# Blower heater



## Mrfrench02 (Feb 13, 2020)

Evening chaps, looking for some guidance pls, 2000 chieftain. Had the usual 1,2 and 3 on the heater give up the ghost but 4 worked. Researched the usual, fuse OK, so sourced a new resistor from euro car parts. Found the location and changed it out with no dramas.

Fitted new one and as if by magic, puff, all 4 levels working again...... perfect. Fitted the bottom part of the dash to cover everything, tried it again before locking up.......but all gone, back to original problem (only 4 is working). Could have been me but thought I smelt a faint odour of fish??) , couldn't see anything wrong so at a complete loss. Rechecked fuse, all OK. Removed the actual fan and that was clean and spun freely. 
So kinda leads me to a couple of thoughts....... burned out new resistor? (If so, what's causing that) or does it have a large square relay that could have blown? If so, would u have to renew that and renew my recently purchased resistor??

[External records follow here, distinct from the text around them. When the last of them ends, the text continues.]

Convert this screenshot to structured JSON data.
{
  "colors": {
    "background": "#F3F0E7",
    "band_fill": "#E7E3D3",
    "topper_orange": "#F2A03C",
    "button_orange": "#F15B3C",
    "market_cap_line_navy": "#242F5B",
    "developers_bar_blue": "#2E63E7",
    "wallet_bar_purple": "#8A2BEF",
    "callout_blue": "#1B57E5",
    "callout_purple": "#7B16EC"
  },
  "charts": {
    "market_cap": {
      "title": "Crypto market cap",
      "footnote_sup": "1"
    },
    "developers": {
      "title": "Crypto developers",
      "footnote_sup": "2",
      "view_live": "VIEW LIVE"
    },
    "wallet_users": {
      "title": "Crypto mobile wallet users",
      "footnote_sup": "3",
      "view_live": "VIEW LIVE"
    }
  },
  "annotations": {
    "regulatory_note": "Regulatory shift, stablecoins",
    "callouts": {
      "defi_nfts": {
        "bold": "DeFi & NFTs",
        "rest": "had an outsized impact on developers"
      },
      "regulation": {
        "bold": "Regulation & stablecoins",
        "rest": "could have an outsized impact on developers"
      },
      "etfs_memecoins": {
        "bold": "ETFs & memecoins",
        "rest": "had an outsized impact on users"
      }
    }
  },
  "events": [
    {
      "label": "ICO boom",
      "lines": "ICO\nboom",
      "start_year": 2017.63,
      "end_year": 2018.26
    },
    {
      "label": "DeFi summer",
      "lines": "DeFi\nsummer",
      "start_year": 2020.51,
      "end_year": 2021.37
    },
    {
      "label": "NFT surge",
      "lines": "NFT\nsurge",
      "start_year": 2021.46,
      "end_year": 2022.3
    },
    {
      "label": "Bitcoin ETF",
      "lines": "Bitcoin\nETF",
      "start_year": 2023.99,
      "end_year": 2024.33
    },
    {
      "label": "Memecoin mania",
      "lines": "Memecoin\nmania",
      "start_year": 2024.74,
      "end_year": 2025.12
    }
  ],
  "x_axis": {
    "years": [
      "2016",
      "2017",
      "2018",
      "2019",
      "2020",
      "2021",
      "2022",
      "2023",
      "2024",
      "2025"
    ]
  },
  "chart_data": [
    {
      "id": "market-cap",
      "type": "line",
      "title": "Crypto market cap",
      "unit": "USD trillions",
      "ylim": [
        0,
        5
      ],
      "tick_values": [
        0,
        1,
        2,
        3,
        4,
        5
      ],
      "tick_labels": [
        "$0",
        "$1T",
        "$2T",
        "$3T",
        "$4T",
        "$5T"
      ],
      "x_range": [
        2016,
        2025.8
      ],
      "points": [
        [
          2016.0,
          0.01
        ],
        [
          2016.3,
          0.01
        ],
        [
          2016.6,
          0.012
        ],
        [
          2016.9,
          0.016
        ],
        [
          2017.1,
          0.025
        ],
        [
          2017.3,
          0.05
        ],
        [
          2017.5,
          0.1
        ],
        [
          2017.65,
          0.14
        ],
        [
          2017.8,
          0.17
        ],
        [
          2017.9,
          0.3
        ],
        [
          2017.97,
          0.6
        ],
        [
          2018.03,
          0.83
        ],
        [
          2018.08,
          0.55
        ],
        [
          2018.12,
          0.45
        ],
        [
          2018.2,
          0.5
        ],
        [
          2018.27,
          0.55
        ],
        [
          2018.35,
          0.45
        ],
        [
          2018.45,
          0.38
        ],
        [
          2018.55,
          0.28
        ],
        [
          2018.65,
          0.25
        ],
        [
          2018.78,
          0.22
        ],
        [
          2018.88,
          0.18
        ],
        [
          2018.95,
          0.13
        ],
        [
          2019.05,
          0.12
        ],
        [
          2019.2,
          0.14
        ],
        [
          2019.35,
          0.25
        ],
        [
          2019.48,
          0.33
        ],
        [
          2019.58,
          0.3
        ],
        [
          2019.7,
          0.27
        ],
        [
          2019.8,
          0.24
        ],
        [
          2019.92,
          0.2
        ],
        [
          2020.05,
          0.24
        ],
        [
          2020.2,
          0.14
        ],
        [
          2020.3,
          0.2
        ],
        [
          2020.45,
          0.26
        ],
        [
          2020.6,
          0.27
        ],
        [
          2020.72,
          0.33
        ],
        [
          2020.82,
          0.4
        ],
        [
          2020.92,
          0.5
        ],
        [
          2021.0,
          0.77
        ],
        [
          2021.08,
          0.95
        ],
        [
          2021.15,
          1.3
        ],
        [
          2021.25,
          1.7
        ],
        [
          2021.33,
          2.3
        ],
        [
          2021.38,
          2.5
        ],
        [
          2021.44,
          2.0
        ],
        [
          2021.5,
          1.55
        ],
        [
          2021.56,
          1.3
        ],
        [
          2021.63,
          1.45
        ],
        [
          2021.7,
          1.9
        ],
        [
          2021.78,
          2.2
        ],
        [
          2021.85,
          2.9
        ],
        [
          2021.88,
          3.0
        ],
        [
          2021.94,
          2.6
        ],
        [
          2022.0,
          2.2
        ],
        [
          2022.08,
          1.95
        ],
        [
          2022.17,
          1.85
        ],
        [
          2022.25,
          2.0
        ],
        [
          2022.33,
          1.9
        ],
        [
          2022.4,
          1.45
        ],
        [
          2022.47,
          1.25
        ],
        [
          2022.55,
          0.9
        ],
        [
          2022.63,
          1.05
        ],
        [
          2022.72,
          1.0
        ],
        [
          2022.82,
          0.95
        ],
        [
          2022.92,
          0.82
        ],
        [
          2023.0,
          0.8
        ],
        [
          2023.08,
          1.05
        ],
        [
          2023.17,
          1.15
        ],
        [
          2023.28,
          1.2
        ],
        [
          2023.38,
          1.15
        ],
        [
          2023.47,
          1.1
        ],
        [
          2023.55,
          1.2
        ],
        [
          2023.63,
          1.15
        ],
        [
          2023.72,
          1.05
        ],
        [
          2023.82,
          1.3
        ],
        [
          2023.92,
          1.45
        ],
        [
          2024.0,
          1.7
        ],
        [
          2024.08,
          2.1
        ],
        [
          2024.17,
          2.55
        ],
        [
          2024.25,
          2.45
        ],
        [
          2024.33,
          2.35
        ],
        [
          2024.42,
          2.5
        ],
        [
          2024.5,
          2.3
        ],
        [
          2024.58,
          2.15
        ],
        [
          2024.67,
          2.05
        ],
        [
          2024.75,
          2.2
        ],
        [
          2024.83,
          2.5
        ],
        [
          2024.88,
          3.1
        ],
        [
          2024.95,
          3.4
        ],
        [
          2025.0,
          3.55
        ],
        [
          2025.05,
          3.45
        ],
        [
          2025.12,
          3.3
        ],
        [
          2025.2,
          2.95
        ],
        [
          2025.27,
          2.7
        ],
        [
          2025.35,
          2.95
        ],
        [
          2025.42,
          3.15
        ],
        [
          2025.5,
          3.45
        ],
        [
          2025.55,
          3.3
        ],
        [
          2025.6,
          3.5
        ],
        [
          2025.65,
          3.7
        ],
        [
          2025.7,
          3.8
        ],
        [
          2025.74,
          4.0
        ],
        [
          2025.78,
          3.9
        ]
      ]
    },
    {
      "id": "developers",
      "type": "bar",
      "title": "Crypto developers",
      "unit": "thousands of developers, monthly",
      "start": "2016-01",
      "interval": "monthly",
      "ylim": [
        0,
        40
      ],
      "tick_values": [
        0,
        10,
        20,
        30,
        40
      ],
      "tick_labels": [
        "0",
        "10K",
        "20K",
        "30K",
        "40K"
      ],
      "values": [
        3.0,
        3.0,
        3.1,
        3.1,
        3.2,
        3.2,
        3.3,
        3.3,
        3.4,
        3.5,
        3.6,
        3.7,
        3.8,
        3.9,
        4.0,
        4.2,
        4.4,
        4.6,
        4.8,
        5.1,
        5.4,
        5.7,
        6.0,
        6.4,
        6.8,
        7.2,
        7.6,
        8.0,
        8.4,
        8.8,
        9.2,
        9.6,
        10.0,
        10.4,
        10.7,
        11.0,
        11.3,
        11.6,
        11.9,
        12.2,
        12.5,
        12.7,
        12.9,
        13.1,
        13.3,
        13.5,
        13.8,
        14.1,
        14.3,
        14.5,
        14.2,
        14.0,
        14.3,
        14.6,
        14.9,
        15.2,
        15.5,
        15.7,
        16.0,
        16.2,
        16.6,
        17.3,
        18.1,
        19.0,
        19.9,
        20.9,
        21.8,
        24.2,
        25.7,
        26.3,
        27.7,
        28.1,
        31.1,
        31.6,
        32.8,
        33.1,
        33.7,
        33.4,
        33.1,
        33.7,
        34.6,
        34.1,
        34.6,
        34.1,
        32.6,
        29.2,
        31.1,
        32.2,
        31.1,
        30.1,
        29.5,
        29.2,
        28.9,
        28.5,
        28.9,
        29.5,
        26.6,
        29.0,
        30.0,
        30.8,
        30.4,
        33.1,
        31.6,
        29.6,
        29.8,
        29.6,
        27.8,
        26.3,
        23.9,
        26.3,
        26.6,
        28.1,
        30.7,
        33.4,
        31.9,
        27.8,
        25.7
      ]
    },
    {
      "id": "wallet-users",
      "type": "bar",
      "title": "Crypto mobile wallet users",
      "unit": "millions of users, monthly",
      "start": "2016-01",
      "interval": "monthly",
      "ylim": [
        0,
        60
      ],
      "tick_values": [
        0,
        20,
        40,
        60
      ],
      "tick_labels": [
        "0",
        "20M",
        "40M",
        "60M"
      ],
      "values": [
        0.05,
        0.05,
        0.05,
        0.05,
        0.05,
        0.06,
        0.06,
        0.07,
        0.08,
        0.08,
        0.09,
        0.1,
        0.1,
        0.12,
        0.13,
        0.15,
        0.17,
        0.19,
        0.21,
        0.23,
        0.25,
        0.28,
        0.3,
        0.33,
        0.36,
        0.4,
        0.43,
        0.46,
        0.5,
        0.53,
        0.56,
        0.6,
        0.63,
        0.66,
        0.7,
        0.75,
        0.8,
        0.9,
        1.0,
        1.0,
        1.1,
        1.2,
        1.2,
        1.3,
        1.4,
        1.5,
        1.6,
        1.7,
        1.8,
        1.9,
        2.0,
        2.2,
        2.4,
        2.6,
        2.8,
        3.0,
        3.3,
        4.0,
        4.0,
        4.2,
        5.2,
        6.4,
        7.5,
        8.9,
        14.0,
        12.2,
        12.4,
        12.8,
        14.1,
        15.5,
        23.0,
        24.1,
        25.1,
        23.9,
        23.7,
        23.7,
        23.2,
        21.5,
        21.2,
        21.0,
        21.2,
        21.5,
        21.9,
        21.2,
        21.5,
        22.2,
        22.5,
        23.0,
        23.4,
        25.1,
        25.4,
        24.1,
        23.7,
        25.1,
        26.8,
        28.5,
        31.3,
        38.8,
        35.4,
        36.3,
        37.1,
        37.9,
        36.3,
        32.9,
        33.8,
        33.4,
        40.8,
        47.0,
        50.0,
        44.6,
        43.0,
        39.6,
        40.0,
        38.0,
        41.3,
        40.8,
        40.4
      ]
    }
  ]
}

Happy new Yr to you all and as always, thank u for ur advice


----------



## Penquin (Oct 15, 2007)

Do you have a multimeter to check whether resistor actually HAS blown ?

The process of refitting seems to have triggered it, are there any screws or similar that might have shorted something out ?

The odour MIGHT indicate that something has built a nest or laid eggs somewhere inside it, or that a mouse had tried to gain access via that touted and met a timely end there, might be worth checking. Wasps do form nests in very small places and other insects lay eggs in similar, so that MIGHT be worth checking.

The multimeter on an isolated resistor should be able to show whether current can pass through and you could compare the values on the old and the new ones.

Just a few random thoughts, you have probably had these before but....

Happy (isolated) New Year to you too and let's all hope it is better than 2020.


----------



## Mrfrench02 (Feb 13, 2020)

Hi penguin, 

I took the fan out to check for such animals but found it perfectly clear. 
When I removed the resistor it was only held in with one screw but I put it back with two. I'll check I haven't shorted anything out. Other than inside the fan, where else would the animals lay eggs etc??
I haven't got a multi meter so will try to source one. Thanks for your input


----------



## nickkdx (May 26, 2009)

I’ve heard of people having problems and it turns out to be the actual switch
When my fan failed that was due to the fuse melting the holder, removed wires and fitted separate fuse holder.


----------



## Mrfrench02 (Feb 13, 2020)

When u say the actual switch, do u mean the turn handle on the dash or is it something behind the dash within the wiring looms ?


----------



## nickkdx (May 26, 2009)

Mrfrench02 said:


> When u say the actual switch, do u mean the turn handle on the dash or is it something behind the dash within the wiring looms ?


Yes the actual dash switch


----------